Over 80 percent of all new startups will be created by what I am calling a lifestyle entrepreneur – people who’ve gone into business to take more control over their own lives and to build a lifestyle that suits them. Increasingly these are women, a trend the BBC notes will tip the scale of the wealthy, with female entrepreneurs representing 60 percent of the U.K.’s wealthiest by 2025.

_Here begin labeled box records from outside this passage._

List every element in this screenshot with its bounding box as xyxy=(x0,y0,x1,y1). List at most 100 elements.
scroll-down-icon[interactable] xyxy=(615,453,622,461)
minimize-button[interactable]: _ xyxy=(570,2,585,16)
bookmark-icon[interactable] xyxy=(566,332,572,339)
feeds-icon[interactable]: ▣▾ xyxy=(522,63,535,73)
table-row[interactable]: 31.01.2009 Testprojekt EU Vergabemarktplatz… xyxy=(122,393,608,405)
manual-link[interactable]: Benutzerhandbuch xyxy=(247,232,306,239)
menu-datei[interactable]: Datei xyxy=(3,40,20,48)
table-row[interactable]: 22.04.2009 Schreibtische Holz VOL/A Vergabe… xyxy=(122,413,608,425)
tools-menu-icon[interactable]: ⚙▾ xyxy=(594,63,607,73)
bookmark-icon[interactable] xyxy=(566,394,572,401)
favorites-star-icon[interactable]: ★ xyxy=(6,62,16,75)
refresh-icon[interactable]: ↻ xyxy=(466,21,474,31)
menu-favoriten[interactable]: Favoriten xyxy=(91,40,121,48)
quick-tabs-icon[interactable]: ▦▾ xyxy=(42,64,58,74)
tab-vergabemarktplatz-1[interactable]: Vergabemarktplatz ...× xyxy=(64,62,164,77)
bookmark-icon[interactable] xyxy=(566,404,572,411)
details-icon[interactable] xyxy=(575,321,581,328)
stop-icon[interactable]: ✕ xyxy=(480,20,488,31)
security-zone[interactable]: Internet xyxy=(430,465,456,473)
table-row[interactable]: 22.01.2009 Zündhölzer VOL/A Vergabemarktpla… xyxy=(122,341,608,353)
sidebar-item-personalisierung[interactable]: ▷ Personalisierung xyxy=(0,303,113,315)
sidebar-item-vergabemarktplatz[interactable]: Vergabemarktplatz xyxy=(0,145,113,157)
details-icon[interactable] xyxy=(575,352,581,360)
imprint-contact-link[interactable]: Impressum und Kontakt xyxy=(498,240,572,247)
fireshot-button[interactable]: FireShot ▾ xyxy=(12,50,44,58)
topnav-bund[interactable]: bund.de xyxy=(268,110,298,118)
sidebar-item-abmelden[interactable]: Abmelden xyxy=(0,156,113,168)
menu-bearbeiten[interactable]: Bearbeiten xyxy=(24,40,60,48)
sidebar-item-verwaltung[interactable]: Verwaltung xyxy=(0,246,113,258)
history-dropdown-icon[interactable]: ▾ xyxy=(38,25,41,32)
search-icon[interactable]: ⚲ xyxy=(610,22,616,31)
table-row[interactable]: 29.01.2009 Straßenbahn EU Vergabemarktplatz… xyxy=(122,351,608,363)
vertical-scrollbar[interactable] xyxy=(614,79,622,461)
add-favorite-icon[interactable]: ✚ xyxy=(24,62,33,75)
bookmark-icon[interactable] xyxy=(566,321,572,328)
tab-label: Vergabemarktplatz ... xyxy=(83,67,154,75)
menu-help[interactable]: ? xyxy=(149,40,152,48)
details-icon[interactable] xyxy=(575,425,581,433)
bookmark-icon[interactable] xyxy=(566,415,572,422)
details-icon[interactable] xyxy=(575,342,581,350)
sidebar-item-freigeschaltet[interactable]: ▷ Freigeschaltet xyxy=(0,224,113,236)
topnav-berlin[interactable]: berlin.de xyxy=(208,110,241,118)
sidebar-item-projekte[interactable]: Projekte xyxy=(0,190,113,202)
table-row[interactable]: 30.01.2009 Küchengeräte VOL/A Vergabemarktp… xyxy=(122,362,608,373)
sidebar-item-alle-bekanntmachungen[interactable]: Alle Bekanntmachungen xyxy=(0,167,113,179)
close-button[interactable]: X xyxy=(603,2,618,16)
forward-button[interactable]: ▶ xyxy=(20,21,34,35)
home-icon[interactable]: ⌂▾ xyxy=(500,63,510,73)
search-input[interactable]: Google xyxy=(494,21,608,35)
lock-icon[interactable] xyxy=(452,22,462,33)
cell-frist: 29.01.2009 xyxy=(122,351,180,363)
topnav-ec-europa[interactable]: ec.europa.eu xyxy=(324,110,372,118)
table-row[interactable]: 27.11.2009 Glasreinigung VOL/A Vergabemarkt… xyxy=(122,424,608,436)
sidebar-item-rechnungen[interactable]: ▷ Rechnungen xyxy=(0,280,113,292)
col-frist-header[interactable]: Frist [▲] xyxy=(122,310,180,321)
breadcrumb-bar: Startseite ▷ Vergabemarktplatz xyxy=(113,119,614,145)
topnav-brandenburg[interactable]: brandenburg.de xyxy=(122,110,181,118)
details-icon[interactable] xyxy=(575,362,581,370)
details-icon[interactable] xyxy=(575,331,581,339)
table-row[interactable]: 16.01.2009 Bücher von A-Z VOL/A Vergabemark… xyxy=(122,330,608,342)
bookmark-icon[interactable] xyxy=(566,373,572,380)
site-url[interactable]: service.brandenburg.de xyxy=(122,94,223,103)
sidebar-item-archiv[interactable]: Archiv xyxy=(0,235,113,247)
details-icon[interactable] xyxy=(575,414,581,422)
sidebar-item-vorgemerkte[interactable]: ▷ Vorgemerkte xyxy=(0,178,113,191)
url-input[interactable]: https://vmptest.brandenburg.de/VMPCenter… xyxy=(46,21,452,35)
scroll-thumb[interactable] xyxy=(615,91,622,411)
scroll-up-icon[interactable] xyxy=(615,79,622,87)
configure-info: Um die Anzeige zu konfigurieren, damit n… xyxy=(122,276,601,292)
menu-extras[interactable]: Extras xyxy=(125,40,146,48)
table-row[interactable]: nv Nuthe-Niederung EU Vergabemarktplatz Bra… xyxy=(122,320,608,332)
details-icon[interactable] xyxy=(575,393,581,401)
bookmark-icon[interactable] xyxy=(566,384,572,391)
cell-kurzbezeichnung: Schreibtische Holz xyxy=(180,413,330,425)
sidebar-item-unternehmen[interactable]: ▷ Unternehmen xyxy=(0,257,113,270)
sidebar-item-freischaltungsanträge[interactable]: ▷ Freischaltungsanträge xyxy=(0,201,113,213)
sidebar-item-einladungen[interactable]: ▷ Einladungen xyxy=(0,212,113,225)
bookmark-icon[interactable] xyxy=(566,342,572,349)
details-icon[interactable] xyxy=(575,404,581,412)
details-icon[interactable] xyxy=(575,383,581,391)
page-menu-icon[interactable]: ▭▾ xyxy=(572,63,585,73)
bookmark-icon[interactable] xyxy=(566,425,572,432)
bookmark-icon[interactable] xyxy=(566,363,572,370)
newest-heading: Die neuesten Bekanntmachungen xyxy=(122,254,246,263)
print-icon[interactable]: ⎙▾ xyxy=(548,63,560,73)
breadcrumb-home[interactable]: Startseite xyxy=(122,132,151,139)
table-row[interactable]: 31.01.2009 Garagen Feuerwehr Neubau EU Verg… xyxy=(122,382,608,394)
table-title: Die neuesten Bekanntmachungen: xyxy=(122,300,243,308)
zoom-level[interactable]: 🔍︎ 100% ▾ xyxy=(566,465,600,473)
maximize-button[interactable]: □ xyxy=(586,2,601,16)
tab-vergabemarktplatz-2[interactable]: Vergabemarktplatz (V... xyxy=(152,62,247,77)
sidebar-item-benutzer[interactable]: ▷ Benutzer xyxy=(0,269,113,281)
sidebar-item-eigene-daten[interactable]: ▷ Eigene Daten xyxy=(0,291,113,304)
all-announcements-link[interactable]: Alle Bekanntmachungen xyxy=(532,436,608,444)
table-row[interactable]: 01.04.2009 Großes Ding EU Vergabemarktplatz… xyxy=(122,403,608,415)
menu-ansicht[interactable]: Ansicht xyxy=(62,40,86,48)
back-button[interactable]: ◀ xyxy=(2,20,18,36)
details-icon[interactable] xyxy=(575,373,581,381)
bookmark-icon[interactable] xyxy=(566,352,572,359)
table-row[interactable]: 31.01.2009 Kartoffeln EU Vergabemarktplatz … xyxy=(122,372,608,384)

Ironically, the driving force behind this aspect of entrepreneurship, will not be money. Health and happiness have replaced wealth as the new mantra of the mid-life professional. Fifty-seven percent of the work force now insists they will not take on extra stress associated with greater responsibility even if it means more money. But we can wager none will turn down a bigger income that comes with greater freedom and quality time.
Business Colonies
Business will become more fluid. Talent and projects will converge for short periods of time around temporary assignments. Imitating the movie industry, where a single movie project attracts diverse workers ranging from camera operators to actors and script writers, the Empire of One will attract various independent contractors for temporary assignment. Once a project is complete, team members disband and form around new projects.
One-person operations involve numerous challenges that not all individuals are equipped to handle. Seeking support for their growing numbers, business colonies will begin to form around such diverse industrial sectors as photonics, nanotech, biotech, IT niches and many more.
Colonies also will form to support large corporate players in specific industries. As an example, companies like Sony, Microsoft and Nintendo could easily spawn gamer colonies as a way to drive the development of new games for their consoles.
Over the next few years, experimental colonies will proliferate, testing a variety of operational and support systems. Individual members of the colonies will be drawn to the prospects of steady project flow. Project leads will be attracted to the available talent pools. And host cities will be most interested in generating jobs and employment for their constituencies.
Seed Capitalists
Current funding mechanisms have left a gaping hole in the availability of money for early stage startups. This is an area considered too risky for institutional money, for banks, and generally for VCs as well.
It appears very few people are interested in this level of highly speculative investment.
To fill this gap, I propose the creation of a new profession – the Seed Capitalist. Unlike a Venture Capitalist, the Seed Capitalist will focus on an entirely new spectrum of risk-taking.
Since most startups involve an idea and a person, the Seed Capitalist will need to be skilled in assessing the overall quality of the initial business model as well as the caliber and capabilities of the individual.
The size of investments made by Seed Capitalist will be relatively small, most often under $100,000. For many startups, this is enough money to prove a concept and begin selling product.
Entrepreneurs have different requirements for capital, and have to be underwritten with fewer expectations of profit, and sometimes expectation of loss. High risk money is needed to support a Seed Capitalist. Yet, even with a mere 75 percent payback rate, the overall value of the companies to the national economy translates to benefit, which is jobs and money turning over in the economy. Ultimately, such a funding program would bring returns that far exceed initial losses.
In broadest terms, the benefits will be seen in the transformation of the work force to a more efficient and wealthy generation of entrepreneurs who will grow industries and revitalize commerce.
The economy’s greatest hope may be the flourishing entrepreneurs.